The e-visits would be allowed only for patients with an established face-to-face relationship with a doctor and only for non-urgent ailments or rechecks. Doctors could prescribe medicine through an online interaction or ask that a patient come into the office for a more extensive check.
"It's a great idea," said patient Steve Brechbiel, who recently interrupted his workday for a doctor's appointment to check out a nagging cold that had moved into his chest. "Let's face it. One of the things you don't want to do is sit around the doctor's office."
MedFusion Inc., a Cary-based health care technology company, already provides a secure Web portal to 28,000 physicians nationwide. If doctors adopt the program, patients can sign in online, make any required co-payment, fill out a detailed questionnaire about their symptoms and submit it.
A physician would review the information at his or her convenience and then respond by answering questions, prescribing medication or seeking a follow-up in person. MedFusion officials say physician response time is typically within one business day.

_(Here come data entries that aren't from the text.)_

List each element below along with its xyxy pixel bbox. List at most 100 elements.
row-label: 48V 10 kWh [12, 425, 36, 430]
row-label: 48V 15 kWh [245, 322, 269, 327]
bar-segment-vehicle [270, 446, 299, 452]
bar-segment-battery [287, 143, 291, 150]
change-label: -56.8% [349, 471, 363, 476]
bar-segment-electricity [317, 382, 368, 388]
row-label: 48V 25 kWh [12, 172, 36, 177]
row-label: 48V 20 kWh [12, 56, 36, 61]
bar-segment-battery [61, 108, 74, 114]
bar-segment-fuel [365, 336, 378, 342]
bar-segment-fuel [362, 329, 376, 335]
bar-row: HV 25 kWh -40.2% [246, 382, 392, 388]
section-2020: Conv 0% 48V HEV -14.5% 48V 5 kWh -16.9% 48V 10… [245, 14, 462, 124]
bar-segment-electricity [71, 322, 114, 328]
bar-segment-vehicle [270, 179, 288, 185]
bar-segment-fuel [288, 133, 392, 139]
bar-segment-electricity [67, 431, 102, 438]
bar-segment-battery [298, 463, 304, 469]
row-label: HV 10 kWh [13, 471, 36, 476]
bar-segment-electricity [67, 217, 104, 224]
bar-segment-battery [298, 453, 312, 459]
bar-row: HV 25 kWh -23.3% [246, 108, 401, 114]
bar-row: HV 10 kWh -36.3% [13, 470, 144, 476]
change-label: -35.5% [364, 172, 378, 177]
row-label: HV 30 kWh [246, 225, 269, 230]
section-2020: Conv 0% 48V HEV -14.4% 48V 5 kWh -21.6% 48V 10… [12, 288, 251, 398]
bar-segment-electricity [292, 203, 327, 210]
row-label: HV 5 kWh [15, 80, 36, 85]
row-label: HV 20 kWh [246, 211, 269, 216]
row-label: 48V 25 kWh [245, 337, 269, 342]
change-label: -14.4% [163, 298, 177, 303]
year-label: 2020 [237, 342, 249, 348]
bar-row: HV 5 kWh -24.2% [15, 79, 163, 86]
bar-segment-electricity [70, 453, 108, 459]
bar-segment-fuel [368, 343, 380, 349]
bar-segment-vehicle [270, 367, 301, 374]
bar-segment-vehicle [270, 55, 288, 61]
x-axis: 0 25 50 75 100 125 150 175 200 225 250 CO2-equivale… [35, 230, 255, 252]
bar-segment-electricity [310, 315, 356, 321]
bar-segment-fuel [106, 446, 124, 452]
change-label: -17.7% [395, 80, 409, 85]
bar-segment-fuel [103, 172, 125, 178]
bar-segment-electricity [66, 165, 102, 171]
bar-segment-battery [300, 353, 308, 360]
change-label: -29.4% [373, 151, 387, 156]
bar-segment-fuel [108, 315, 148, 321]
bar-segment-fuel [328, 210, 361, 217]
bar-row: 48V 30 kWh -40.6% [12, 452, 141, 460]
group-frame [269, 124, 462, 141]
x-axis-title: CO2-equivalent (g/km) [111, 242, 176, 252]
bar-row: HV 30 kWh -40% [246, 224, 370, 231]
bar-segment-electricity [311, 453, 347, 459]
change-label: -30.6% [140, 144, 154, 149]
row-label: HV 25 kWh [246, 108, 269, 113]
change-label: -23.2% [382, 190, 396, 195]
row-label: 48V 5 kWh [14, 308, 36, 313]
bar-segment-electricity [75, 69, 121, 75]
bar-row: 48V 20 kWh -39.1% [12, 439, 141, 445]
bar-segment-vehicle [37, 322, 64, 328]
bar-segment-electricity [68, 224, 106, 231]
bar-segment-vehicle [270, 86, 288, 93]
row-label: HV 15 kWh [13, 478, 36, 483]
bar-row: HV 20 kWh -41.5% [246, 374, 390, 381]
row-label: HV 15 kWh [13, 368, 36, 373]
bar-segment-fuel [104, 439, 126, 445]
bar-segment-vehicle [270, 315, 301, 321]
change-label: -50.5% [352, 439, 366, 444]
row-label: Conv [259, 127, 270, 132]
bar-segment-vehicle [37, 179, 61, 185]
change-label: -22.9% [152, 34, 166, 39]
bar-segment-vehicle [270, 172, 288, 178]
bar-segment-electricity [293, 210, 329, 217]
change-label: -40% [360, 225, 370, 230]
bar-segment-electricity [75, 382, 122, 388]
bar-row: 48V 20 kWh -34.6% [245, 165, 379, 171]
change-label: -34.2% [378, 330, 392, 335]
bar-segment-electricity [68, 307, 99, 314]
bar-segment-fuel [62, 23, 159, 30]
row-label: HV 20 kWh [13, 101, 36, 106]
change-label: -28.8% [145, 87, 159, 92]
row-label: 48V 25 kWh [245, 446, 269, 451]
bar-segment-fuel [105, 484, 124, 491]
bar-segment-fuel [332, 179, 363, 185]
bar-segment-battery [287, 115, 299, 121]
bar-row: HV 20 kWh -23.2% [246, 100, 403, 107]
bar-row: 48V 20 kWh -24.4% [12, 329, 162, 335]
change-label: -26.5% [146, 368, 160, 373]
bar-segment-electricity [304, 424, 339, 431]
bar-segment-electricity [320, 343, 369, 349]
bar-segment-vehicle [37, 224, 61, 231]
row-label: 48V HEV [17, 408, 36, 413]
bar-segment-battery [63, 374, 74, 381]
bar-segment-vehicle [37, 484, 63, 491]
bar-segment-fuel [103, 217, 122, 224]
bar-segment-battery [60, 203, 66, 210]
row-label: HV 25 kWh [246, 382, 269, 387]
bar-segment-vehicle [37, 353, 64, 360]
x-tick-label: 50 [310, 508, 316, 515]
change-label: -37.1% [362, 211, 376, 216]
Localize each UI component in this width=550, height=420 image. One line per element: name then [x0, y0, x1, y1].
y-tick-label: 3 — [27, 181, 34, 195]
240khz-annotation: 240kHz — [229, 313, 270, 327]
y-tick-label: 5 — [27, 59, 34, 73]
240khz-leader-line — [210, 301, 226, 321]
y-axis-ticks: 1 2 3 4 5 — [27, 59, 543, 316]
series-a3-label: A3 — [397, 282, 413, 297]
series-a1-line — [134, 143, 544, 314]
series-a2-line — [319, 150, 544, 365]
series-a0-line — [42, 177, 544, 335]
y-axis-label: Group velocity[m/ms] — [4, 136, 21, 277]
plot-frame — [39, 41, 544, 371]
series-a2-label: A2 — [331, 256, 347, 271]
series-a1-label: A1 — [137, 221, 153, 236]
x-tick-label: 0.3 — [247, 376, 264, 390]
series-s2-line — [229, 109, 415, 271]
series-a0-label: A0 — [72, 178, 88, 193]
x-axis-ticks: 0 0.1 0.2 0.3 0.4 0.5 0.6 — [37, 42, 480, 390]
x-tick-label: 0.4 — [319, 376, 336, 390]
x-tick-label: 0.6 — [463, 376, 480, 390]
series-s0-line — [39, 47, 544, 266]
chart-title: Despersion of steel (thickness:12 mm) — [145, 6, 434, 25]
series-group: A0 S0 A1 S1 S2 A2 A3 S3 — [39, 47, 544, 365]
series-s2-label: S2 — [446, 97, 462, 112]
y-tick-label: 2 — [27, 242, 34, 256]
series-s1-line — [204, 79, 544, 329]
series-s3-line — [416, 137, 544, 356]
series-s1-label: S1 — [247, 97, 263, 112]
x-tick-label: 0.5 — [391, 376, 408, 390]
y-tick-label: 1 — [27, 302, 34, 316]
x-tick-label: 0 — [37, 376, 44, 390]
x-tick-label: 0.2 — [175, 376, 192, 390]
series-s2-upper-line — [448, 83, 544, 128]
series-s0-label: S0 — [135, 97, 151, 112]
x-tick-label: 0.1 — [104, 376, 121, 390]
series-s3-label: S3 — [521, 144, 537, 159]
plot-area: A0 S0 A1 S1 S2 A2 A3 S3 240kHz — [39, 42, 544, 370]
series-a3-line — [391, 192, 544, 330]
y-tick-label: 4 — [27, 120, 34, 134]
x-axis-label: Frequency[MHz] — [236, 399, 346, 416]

Physicians are intrigued about the concept of online consultations but said they want to learn more about it first.
"We generally like the idea. In family medicine, this goes with what we do already," said Dr. Conrad Flick, a Raleigh physician, noting his practice uses electronic medical records.
Flick said he thinks online consultation could work well for treating chronic conditions, such as sinus infections or diabetes, but he said he wants to know more about patient privacy protections and the financial implications.
"(I want to) start finding out the cost both in time and real dollars to put it in place," he said.
Blue Cross began covering e-visits on June 1, but no physicians have signed up for the program yet.
"The e-visit is really just a way to get around that administrative burden and make it more convenient to the patient and the practice," said Dr. Genie Komives, medical director for Blue Cross.